Accurately extracting references from instance field data requires knowing which bytes are references and which are primitive values. HeapLens resolves this using class field descriptors:

  1. Class sub-records in the HPROF contain field descriptors (name, type) for each class
  2. For each class, the full field layout is resolved by walking the inheritance chain (child fields first, then parent)
  3. The layout is cached in class_field_layouts: HashMap<u64, Vec<FieldType>>
  4. During instance edge extraction, the layout is used to read only ObjectId fields as references, skipping primitives by their byte sizes

This eliminates false edges that occur when primitive values (ints, longs) happen to match valid object IDs.

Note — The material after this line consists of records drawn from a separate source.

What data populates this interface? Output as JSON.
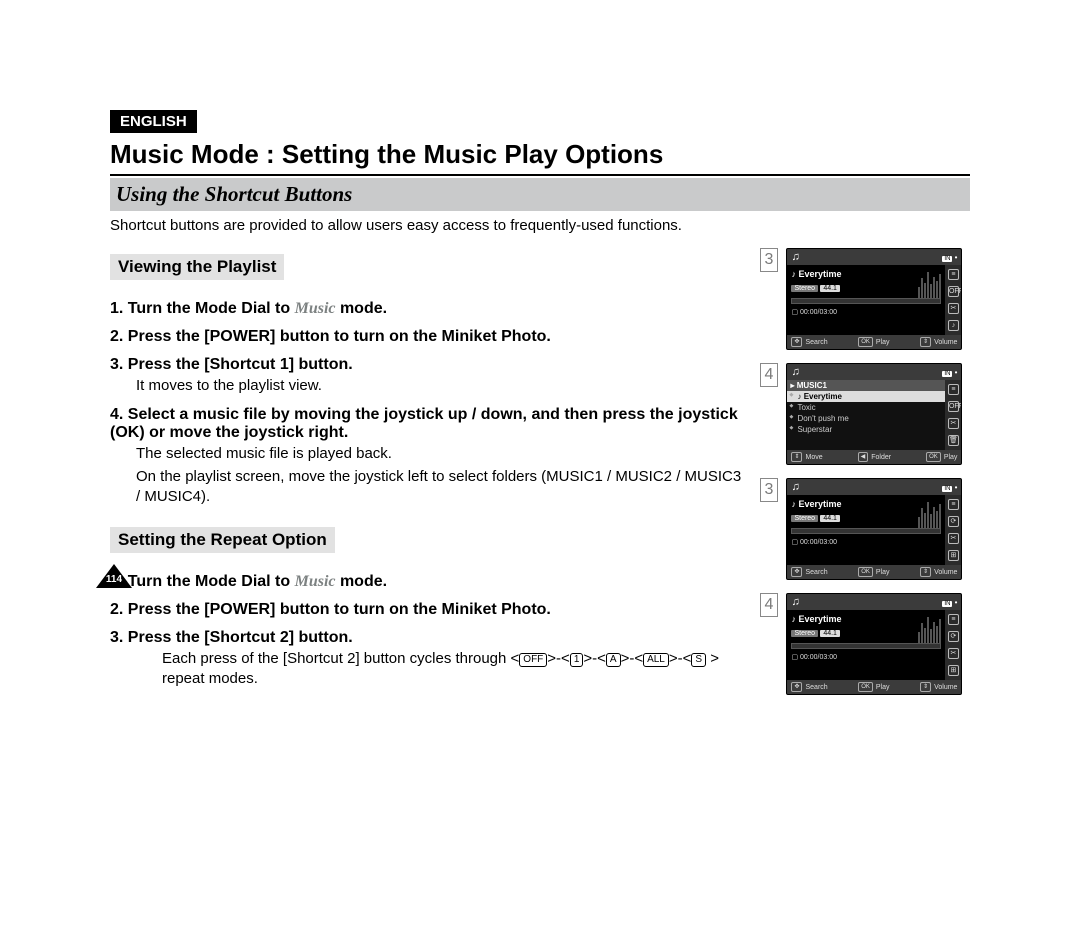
{
  "lang_badge": "ENGLISH",
  "title": "Music Mode : Setting the Music Play Options",
  "section_title": "Using the Shortcut Buttons",
  "intro": "Shortcut buttons are provided to allow users easy access to frequently-used functions.",
  "page_number": "114",
  "viewing": {
    "heading": "Viewing the Playlist",
    "steps": {
      "s1_prefix": "1. Turn the Mode Dial to ",
      "s1_mode": "Music",
      "s1_suffix": " mode.",
      "s2": "2. Press the [POWER] button to turn on the Miniket Photo.",
      "s3": "3. Press the [Shortcut 1] button.",
      "s3_sub": "It moves to the playlist view.",
      "s4": "4. Select a music file by moving the joystick up / down, and then press the joystick (OK) or move the joystick right.",
      "s4_sub1": "The selected music file is played back.",
      "s4_sub2": "On the playlist screen, move the joystick left to select folders (MUSIC1 / MUSIC2 / MUSIC3 / MUSIC4)."
    }
  },
  "repeat": {
    "heading": "Setting the Repeat Option",
    "steps": {
      "s1_prefix": "1. Turn the Mode Dial to ",
      "s1_mode": "Music",
      "s1_suffix": " mode.",
      "s2": "2. Press the [POWER] button to turn on the Miniket Photo.",
      "s3": "3. Press the [Shortcut 2] button.",
      "s3_sub_prefix": "Each press of the [Shortcut 2] button cycles through <",
      "s3_sub_mid": ">-<",
      "s3_sub_suffix": " > repeat modes.",
      "icons": [
        "OFF",
        "1",
        "A",
        "ALL",
        "S"
      ]
    }
  },
  "figures": {
    "common": {
      "track": "Everytime",
      "stereo": "Stereo",
      "rate": "44.1",
      "time": "00:00/03:00",
      "in_label": "IN",
      "bottom_play": {
        "search": "Search",
        "ok": "OK",
        "play": "Play",
        "volume": "Volume"
      },
      "bottom_list": {
        "move": "Move",
        "folder": "Folder",
        "ok": "OK",
        "play": "Play"
      }
    },
    "fig_a_num": "3",
    "fig_b_num": "4",
    "fig_c_num": "3",
    "fig_d_num": "4",
    "playlist": {
      "folder": "MUSIC1",
      "items": [
        "Everytime",
        "Toxic",
        "Don't push me",
        "Superstar"
      ]
    },
    "side_icons_play": [
      "≡",
      "OFF",
      "✂",
      "♪"
    ],
    "side_icons_repeat": [
      "≡",
      "⟳",
      "✂",
      "⊞"
    ],
    "side_icons_list": [
      "≡",
      "OFF",
      "✂",
      "🗑"
    ]
  }
}
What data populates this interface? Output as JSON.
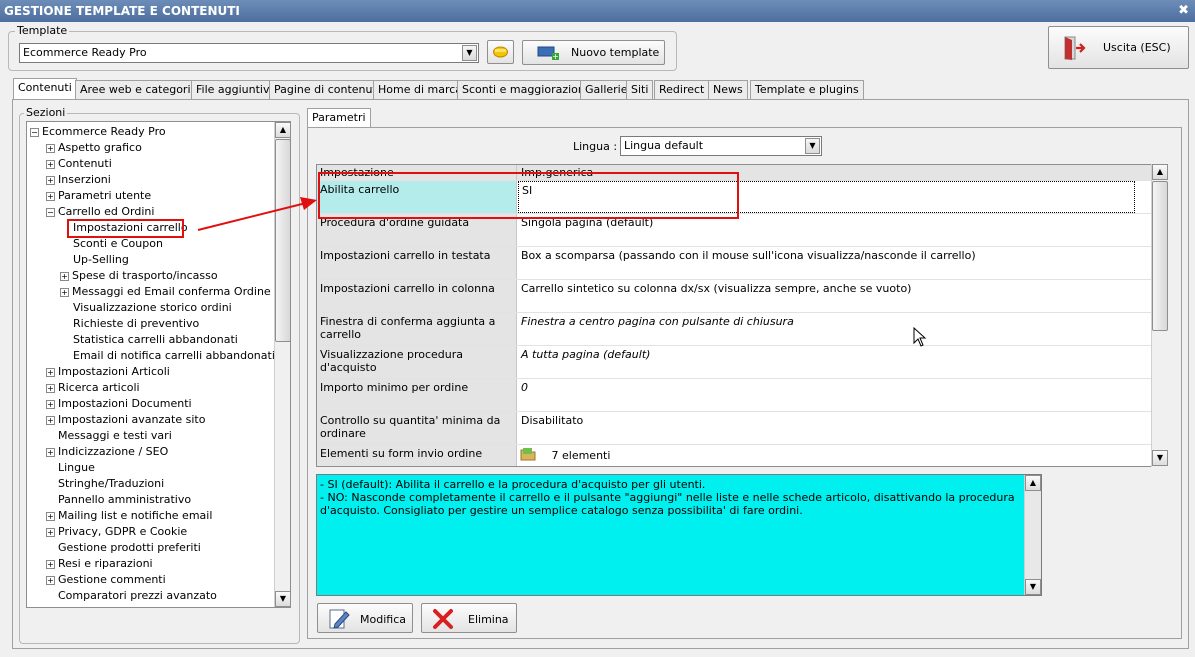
{
  "window": {
    "title": "GESTIONE TEMPLATE E CONTENUTI",
    "close": "✖"
  },
  "template": {
    "label": "Template",
    "selected": "Ecommerce Ready Pro",
    "new_button": "Nuovo template"
  },
  "exit_button": "Uscita (ESC)",
  "tabs": [
    "Contenuti",
    "Aree web e categorie",
    "File aggiuntivi",
    "Pagine di contenuti",
    "Home di marca",
    "Sconti e maggiorazioni",
    "Gallerie",
    "Siti",
    "Redirect",
    "News",
    "Template e plugins"
  ],
  "sections": {
    "label": "Sezioni",
    "root": "Ecommerce Ready Pro",
    "items": [
      "Aspetto grafico",
      "Contenuti",
      "Inserzioni",
      "Parametri utente",
      "Carrello ed Ordini",
      "Impostazioni carrello",
      "Sconti e Coupon",
      "Up-Selling",
      "Spese di trasporto/incasso",
      "Messaggi ed Email conferma Ordine",
      "Visualizzazione storico ordini",
      "Richieste di preventivo",
      "Statistica carrelli abbandonati",
      "Email di notifica carrelli abbandonati",
      "Impostazioni Articoli",
      "Ricerca articoli",
      "Impostazioni Documenti",
      "Impostazioni avanzate sito",
      "Messaggi e testi vari",
      "Indicizzazione / SEO",
      "Lingue",
      "Stringhe/Traduzioni",
      "Pannello amministrativo",
      "Mailing list e notifiche email",
      "Privacy, GDPR e Cookie",
      "Gestione prodotti preferiti",
      "Resi e riparazioni",
      "Gestione commenti",
      "Comparatori prezzi avanzato"
    ]
  },
  "params": {
    "tab": "Parametri",
    "lingua_label": "Lingua :",
    "lingua_value": "Lingua default",
    "header": {
      "key": "Impostazione",
      "value": "Imp.generica"
    },
    "rows": [
      {
        "key": "Abilita carrello",
        "value": "SI"
      },
      {
        "key": "Procedura d'ordine guidata",
        "value": "Singola pagina (default)"
      },
      {
        "key": "Impostazioni carrello in testata",
        "value": "Box a scomparsa (passando con il mouse sull'icona visualizza/nasconde il carrello)"
      },
      {
        "key": "Impostazioni carrello in colonna",
        "value": "Carrello sintetico su colonna dx/sx (visualizza sempre, anche se vuoto)"
      },
      {
        "key": "Finestra di conferma aggiunta a carrello",
        "value": "Finestra a centro pagina con pulsante di chiusura"
      },
      {
        "key": "Visualizzazione procedura d'acquisto",
        "value": "A tutta pagina (default)"
      },
      {
        "key": "Importo minimo per ordine",
        "value": "0"
      },
      {
        "key": "Controllo su quantita' minima da ordinare",
        "value": "Disabilitato"
      },
      {
        "key": "Elementi su form invio ordine",
        "value": "7 elementi"
      }
    ]
  },
  "description": {
    "line1": "- SI (default): Abilita il carrello e la procedura d'acquisto per gli utenti.",
    "line2": "- NO: Nasconde completamente il carrello e il pulsante \"aggiungi\" nelle liste e nelle schede articolo, disattivando la procedura d'acquisto. Consigliato per gestire un semplice catalogo senza possibilita' di fare ordini."
  },
  "buttons": {
    "modifica": "Modifica",
    "elimina": "Elimina"
  },
  "colors": {
    "highlight_red": "#e01010",
    "desc_bg": "#00f0f0",
    "selected_key_bg": "#b4ecec"
  }
}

Performance Characteristics

Memory Usage

StageMemoryNotes
File mapping~0OS page cache, not heap allocation
Graph building~2-3x file sizeNodes, edges, hash maps
Dominator computation~1.5x node countDominator tree + retained sizes
State caching~1x graphRetained for query serving
Peak~3-4x file sizeDuring graph building

Timing (approximate, single-threaded)

File SizeNodesGraph BuildDominatorsTotal
26 MB400K1-2s<1s~3s
200 MB3M8-15s3-5s~20s
1 GB15M40-60s15-20s~80s

Data Structures

HeapGraph

pub struct HeapGraph {
graph: Graph<(u64, Arc<str>), (), Directed>, // (object_id, class_name) per node
id_to_node: HashMap<u64, NodeIndex>,
super_root: NodeIndex,
summary: HeapSummary,
classloader_ids: HashSet<u64>,
}

AnalysisState

pub struct AnalysisState {
children_map: HashMap<NodeIndex, Vec<NodeIndex>>,
retained_sizes: Vec<u64>, // indexed by NodeIndex
shallow_sizes: Vec<u64>, // indexed by NodeIndex
node_data_map: Vec<(u64, &'static str, Arc<str>)>, // (id, type, class_name)
id_to_node: HashMap<u64, NodeIndex>,
super_root: NodeIndex,
summary: HeapSummary,
class_histogram: Vec<ClassHistogramEntry>,
leak_suspects: Vec<LeakSuspect>,
waste_analysis: WasteAnalysis,
reverse_refs: HashMap<NodeIndex, Vec<NodeIndex>>,
}

The retained_sizes, shallow_sizes, and node_data_map use Vec<T> indexed by NodeIndex (converted to usize) for cache-friendly O(1) access, rather than HashMap<NodeIndex, T>.

Error Handling

All errors use anyhow::Result with context chains:

let mmap = loader.map_file()
.with_context(|| format!("Failed to load HPROF file: {:?}", path))?;

Errors propagate to the server layer, which returns them as JSON-RPC error responses or MCP error results.